What the paper also concludes is that cells become resistant to oxidative stress. This supports the position that oxygen toxicity is not quite as prohibitive as it is often portrayed to be as discussed in our 3 part series on the subject to be found here. Yes, a balance needs to be struck between enough and too much oxygen, but toxicity should not be a reason to completely exclude HBOT as a potential treatment. That balance is almost always within the limits of common treatment protocols. This is incidentally and unfortunately the position of many medical professionals and accordingly they dismiss HBOT as a potential treatment to the detriment of the patient. Unfortunately the information they cite is outdated as shown in this, and many other studies.
HBOT upregulates the genes responsible for protecting against “lethal oxidative stress” at the cellular level.
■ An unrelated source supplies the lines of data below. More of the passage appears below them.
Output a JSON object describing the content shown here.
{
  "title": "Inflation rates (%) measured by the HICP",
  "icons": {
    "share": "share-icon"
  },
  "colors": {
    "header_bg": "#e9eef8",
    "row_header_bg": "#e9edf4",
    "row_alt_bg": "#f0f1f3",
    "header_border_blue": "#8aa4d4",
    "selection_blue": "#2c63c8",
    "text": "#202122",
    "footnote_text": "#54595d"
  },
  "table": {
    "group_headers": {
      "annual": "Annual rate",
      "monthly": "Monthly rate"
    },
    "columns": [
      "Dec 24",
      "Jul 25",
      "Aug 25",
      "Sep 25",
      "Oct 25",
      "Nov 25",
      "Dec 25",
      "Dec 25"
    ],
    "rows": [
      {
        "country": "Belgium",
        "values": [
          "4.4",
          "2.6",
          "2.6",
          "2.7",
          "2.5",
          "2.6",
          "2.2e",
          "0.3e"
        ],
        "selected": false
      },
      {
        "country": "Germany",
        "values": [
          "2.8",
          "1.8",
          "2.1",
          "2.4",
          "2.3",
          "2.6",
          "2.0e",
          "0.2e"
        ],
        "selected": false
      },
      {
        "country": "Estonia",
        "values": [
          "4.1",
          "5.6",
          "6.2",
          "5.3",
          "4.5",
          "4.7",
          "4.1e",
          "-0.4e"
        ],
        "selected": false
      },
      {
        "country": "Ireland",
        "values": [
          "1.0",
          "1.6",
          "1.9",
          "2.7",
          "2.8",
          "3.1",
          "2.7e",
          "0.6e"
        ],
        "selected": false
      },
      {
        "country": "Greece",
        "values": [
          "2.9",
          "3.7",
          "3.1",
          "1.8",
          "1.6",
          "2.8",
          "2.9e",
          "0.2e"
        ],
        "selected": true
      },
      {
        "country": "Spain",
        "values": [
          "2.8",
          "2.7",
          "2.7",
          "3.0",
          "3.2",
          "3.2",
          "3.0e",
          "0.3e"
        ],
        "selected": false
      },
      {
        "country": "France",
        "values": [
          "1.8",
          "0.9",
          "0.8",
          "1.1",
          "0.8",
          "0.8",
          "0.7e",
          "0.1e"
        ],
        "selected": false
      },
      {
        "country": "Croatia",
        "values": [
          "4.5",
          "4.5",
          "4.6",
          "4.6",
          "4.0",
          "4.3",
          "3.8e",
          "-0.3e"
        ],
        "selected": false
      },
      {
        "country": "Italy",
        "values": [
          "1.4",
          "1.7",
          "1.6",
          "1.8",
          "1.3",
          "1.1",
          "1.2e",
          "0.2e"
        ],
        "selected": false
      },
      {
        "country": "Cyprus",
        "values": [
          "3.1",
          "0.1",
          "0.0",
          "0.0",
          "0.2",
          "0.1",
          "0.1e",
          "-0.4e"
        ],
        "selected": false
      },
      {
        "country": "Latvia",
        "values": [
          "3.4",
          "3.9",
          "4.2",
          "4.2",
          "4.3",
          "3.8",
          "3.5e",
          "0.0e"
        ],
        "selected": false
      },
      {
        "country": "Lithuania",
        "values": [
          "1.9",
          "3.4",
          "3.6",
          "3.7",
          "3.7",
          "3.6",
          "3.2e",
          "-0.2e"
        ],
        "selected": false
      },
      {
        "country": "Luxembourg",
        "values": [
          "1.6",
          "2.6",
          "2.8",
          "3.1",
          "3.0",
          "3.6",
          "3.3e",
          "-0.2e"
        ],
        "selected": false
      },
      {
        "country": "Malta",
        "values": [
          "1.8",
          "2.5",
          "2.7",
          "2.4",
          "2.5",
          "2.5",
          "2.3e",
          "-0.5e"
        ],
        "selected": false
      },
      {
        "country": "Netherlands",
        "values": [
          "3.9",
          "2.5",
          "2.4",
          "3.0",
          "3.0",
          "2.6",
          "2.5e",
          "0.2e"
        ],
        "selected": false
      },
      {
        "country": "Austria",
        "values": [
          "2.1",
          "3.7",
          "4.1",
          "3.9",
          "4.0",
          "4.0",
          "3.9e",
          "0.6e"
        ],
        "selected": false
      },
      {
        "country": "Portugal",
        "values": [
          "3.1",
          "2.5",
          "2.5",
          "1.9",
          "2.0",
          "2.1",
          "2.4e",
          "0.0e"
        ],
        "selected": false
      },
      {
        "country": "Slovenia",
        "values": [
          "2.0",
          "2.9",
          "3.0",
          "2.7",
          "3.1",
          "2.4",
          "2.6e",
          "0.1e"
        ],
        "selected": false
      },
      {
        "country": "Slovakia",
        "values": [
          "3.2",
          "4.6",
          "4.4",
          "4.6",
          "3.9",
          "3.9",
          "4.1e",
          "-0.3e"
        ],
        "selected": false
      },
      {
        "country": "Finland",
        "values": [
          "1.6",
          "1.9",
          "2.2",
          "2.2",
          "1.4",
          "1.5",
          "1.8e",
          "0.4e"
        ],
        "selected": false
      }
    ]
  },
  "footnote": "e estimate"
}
Further, the protein metallothionein is upregulated affecting this outcome. This means that cells don’t suffer permanent damage from oxidative stress since the HBOT that is reported to cause such oxidative stress is also responsible for the protection of cells against toxicity by mechanism of upregulation antioxidant factors. Paradoxical yes, but conclusive nonetheless.
The experiments presented here support the position that HBOT accelerates endothelial growth which is the basis of wound healing and the rationale behind the administration of HBOT for this purpose.
Certainly a good read for the science folk.